11 Décembre 2011: Sur le chemin du retour.
Huntsville, Alabama: Pas mal de route, quelques arrêts, beaucoup de changements. Voilà ce qui décrit bien la dernière semaine et demie qui m’a vue traverser de l’Océan Pacifique au Golf du Mexique et amorcer mon retour via le plateau appalachien. Autant le climat que le paysage et les gens changent.
Côté paysage, le territoire est marqué par le côté désertique entre San Diego et San Antonio avec quelques chaînes montagneuses moyennement élevées séparées par de larges plaines. Une transition vers des régions plus humides s’amorce entre Del Rio et San Antonio jusqu’à Houston qui laisse ensuite place aux pays des bayous où New Orleans est bien inséré. C’est aussi la fin de mon segment #3 “San Diego – New Orleans” . La montée du plateau appalachien est marquée par des forêts denses de grands feuillus sur un terrain de plus en plus valonneux, c’est le début du 4e et dernier segment “New Orleans – Montréal”.

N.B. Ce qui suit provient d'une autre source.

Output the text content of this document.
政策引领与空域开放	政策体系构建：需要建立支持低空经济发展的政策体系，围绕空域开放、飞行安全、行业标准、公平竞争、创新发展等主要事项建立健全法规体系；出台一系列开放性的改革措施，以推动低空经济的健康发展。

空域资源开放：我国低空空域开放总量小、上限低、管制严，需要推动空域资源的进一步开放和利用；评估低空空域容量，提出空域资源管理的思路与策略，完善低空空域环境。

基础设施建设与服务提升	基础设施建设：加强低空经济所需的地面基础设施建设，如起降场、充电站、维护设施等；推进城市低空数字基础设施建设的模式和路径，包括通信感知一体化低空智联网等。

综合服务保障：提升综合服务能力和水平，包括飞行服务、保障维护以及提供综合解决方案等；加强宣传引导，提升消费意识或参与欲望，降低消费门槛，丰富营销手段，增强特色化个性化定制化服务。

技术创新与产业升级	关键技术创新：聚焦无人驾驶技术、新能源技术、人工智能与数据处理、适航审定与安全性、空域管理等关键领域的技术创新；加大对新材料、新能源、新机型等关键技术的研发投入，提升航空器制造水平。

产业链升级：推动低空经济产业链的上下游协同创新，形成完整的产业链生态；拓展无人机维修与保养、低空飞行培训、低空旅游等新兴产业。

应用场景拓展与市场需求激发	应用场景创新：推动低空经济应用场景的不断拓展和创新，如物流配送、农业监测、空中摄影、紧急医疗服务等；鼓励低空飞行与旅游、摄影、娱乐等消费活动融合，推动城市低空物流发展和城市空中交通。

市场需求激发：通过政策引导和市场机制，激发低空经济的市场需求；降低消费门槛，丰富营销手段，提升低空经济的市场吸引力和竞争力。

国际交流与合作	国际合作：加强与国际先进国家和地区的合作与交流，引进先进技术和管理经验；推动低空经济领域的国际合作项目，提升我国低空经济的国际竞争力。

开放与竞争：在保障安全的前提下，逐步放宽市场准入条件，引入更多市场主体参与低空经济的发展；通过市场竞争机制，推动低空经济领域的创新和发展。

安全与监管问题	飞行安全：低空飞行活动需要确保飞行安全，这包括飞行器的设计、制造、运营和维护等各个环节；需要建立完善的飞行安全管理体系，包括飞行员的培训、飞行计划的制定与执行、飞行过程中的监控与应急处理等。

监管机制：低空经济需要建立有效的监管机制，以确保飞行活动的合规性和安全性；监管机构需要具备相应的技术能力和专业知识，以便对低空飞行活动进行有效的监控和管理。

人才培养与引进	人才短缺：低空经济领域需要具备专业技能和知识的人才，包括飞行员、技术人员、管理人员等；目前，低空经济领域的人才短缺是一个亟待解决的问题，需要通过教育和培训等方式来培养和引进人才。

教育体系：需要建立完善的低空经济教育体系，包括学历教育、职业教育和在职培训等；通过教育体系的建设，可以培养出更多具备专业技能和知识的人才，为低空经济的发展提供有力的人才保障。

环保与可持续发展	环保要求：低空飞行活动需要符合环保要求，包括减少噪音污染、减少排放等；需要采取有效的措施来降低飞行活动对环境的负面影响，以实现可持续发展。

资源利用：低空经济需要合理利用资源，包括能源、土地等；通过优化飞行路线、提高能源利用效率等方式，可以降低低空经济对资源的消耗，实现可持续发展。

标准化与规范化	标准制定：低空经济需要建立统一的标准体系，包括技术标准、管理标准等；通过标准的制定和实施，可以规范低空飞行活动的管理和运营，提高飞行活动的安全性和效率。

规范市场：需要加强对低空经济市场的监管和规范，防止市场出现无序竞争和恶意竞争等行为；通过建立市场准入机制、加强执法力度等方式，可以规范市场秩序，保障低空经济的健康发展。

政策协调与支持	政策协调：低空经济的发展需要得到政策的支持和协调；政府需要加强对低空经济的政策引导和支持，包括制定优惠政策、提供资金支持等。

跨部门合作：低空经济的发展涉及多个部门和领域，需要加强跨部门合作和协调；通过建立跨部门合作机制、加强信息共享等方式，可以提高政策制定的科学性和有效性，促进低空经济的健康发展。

Côté climat, en général les nuits sont froides peu importe où, variant de -8 à 10degC. Comme mon dernier post le dit, j’ai frappé de la neige et du temps froid au centre, même le jour. Je ne sais pas si c’est normal pour la neige, mais pour la température ça m’a peu étonné vu que c’est un climat continental (extrêmes). La descente vers l’est et le Golf du Mexique est venue avec du temps plus chaud et tempéré, ainsi que humide (mais très modéré comparativement à l’été où c’est un sauna). Il semble que cette saison est marquée par des vagues d’air froid venant du nord dans l’Ouest et des vagues chaudes du sud (Golf du Mexique) dans l’Est, du moins c’est ce que j’observe.
Côté humain, maintenant, peu seront surpris d’apprendre que le sud californien et toute la région longeant la frontière MexUS est fortement colorée par le côté hispanique, rien à dire là-dessus à part de le réaliser sur place. Et on voit bien les répercussions sur la sécurité; Mur des É-U, nombre incalculable de véhicules des douanes américaines et postes d’inspections tout au long de la route longeant la frontière. C’est comme passer les douanes plusieurs fois dans le même pays mais pas mal moins sévère. Tous les postes sont dotés d’une section composée d’une multitude d’appareils photos/radars/sonar/name it, souvent d’un check up d’identité avec un agent et parfois la totale avec le chien mais, dans mon cas, jamais de fouille.
Tout redevient normal lorsqu’on s’enfonce dans les states (après Del Rio vers San Antonio). Du côté “locaux”, disons que tout l’ouest jusqu’à Houston est marqué du côté Cowboy. San Diego est le genre de point de transition Surfer/Cowboy et Houston, Cowboy/Huckeberry Finn sans vraiment sentir le Cajun qui lui semble être confiné à la Louisianne.
Le White Anglo Protestant se voit un peu partout tout au long de la traversée mais s’intensifie vers l’Est et, ici, dans le profond Alabama, semble atteindre un paroxisme rarement vu. Je sais que c’est dimanche mais 90% des radios ont des contenus chrétiens, du chant, de la prière ou de la propagande plus ou moins claire. On peut aussi entendre un certain commentateur radio mi-douteux, qui a parfois de l’allure mais qui dérape aussi souvent (donc dangereux, surtout quand on entends les auditeurs… très Sleepy Twilight Hollow Zone dans le genre j’vais shooter l’oiseau car il m’a regardé croche). Ok, j’aime ça exagérer, mais ici c’est juste après le mot Zone.
Hier soir, je suis arrêté dans un McDo dans le fin fond du Mississipi et un gros noir, clairement homosexuel, a engagé la discussion et me disait qu’il voulait déménager car les gens étaient un peu fous et que c’était creux, je me suis aussi dis que dans son cas je ne cadrerait sûrement pas là non plus! Y’a un employé du McDo qui nettoyait le cadre du mirroir à la brosse à dent au-dessus du lavabo dans les toilettes qui était un peu trop proche de l’urinoire à mon goût, genre malalaisant, j’ai réalisé rapidement, en discutant trop longtemps (de sujets?), qu’il lui manquait quelque chose, ça se place alors.
L’accent aussi change: Hispano-américain, Texan mais en général pas trop fort dans l’Ouest. L’Est est plus marquant avec le gros slang américain qui sent la swamp et l’Aunt Jemima.